Omar Fogliadini, Managing Partner of Lifedata.ai, says, “In 2019, integrations with digital assistants are no longer a differentiator. Brands will need to showcase what people can actually do with these integrations. The most successful integrations will be those that make people’s lives easier and help them get things done. Big Data is primarily about correlations whereas Small Data is about causal relationships. It’s time to enable a predictive relationship to proactively – not just reactively – support the end user.”
What does the future hold? With predictions that there will be 20 billion IoT devices in the world by 2025 – that’s three times the global population. The data being collected on these devices is on a scale previously unseen, which is why quantum and edge computing will become so critical. But as the IoT matures, a wide range of social, legal and ethical issues will grow in importance.
The rise of surveillance capitalism
Last year, a Gartner survey of IoT projects showed that 35 per cent of respondents were selling or planning to sell data collected by their products and services. The theory of infonomics takes this monetisation of data further by seeing it as a strategic business asset to be recorded in the company accounts. By 2023, the buying and selling of IoT data will become an essential part of many IoT systems.
But will citizens be happy with this? As consumers become more savvy, and digest the ramifications of recent scandals at Facebook and Cambridge Analytica, there are concerns over an emerging ‘surveillance capitalism’, a new concept coined by Harvard professor Shoshana Zuboff.
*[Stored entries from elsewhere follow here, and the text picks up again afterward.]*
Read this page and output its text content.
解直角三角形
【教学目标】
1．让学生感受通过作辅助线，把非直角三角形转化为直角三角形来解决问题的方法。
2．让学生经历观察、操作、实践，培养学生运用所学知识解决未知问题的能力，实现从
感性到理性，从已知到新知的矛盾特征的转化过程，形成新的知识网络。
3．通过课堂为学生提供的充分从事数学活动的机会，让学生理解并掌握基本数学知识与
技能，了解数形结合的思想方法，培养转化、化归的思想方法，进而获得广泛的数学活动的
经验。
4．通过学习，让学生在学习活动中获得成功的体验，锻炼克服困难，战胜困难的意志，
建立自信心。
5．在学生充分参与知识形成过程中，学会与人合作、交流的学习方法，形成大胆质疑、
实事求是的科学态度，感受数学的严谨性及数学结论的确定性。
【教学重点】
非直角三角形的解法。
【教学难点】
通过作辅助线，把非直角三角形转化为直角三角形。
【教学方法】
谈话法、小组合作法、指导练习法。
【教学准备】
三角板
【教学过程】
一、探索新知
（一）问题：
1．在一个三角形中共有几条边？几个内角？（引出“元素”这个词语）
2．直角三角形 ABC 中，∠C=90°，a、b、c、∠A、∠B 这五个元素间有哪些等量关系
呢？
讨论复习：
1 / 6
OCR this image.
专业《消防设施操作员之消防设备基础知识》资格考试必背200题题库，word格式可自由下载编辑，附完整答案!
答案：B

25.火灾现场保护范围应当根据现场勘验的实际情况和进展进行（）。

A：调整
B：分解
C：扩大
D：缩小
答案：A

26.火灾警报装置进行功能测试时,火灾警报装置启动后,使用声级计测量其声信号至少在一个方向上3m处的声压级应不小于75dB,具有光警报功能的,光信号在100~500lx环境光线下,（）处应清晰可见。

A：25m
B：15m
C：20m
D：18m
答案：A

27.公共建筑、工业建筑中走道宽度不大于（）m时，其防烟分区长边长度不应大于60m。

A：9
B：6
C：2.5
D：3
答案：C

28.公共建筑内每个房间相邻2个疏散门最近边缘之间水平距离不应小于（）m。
Zuboff argued in a recent article that, “Surveillance capitalism unilaterally claims human experience as free raw material for translation into behavioural data. Although some of these data are applied to service improvement, the rest are declared as a proprietary behavioural surplus, fed into advanced manufacturing processes known as ‘machine intelligence’, and fabricated into prediction products that anticipate what you will do now, soon, and later. Finally, these prediction products are traded in a new kind of marketplace that I call behavioural futures markets.”
If this is where we are heading, are we – the citizens and consumers – really going to be in control of our own ‘Market of One’?